Multiple variables with empty identifiers are allowed.
int AddFloatVar(const std::string id = std::string(),
float missingValue = DSL_MISSING_FLOAT);
Adds continuous, floating point variable to the data set. Returns DSL_OKAY on success or error code on failure.
Multiple variables with empty identifiers are allowed.
int RemoveVar(int var);
Removes a variable from the data set. Returns DSL_OKAY on success or error code on failure.
void AddEmptyRecord();
Appends a record with all values missing.
void SetNumberOfRecords(int numRecords);
Sets the number of records in the data set.
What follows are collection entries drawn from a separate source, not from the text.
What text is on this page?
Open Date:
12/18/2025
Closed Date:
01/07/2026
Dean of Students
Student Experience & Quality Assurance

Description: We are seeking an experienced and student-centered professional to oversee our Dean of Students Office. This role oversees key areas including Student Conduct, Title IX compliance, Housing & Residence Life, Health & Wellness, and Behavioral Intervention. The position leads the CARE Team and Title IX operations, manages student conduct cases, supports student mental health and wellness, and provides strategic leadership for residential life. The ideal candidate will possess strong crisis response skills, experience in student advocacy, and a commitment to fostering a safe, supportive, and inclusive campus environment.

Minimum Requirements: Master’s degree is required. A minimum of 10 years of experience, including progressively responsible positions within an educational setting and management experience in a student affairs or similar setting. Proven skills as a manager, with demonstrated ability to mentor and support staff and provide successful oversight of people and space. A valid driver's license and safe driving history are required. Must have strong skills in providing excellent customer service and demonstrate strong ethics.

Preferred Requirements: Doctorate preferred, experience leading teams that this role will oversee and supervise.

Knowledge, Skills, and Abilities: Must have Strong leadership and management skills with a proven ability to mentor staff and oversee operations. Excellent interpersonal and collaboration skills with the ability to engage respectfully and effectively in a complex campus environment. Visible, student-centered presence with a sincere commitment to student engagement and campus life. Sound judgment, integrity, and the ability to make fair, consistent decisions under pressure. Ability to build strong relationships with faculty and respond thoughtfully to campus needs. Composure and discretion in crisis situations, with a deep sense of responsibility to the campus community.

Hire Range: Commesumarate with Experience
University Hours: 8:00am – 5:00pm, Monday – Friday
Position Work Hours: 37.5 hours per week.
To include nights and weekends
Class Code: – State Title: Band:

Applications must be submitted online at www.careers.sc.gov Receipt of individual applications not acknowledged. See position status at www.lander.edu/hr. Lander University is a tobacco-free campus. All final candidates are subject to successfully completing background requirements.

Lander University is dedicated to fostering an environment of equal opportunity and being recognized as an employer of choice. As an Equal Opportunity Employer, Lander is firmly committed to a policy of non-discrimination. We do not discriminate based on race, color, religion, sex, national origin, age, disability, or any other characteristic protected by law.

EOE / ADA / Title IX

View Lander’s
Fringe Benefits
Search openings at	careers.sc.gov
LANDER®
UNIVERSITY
If the new number is greater than the current number, new records will have all values missing.
int RemoveRecord(int rec);
Removes the specified record from the data set. Returns DSL_OKAY on success or error code on failure.
int FindVariable(const std::string &id) const;
Returns the index of the variable with the specified identifier, or a negative error code on failure.
int GetNumberOfVariables() const;
Returns the number of variables in the data set.
int GetNumberOfRecords() const;
Returns the number of records in the data set.
int GetInt(int var, int rec) const;
Returns an integer data value in the specified variable and record.
float GetFloat(int var, int rec) const;
Returns a floating data value in the specified variable and record.
void SetInt(int var, int rec, int value);
Sets an integer data value in the specified variable and record.
void SetFloat(int var, int rec, float value);
Sets a floating data value in the specified variable and record.
void SetMissing(int var, int rec);
Marks a data element in the specified variable and record as missing.
bool IsMissing(int var, int rec) const;
Returns true if the data element in the specified variable and record is missing.
int GetMissingInt(int var) const;
Returns an integer value representing missing data in the specified discrete variable.
float GetMissingFloat(int var) const;
Returns a float value representing missing data in the specified continuous variable.
bool IsDiscrete(int var) const;
Returns true if the specified variable is discrete.
enum DiscretizeAlgorithm { Hierarchical, UniformWidth, UniformCount };
int Discretize(int var, DiscretizeAlgorithm alg, int intervals,
const std::string &statePrefix, std::vector<double> &edges);
int Discretize(int var, DiscretizeAlgorithm alg, int intervals,
const std::string &statePrefix);
Discretizes a data set variable. Returns DSL_OKAY on success or error code on failure. The first overload also returns the values of discretization interval edges.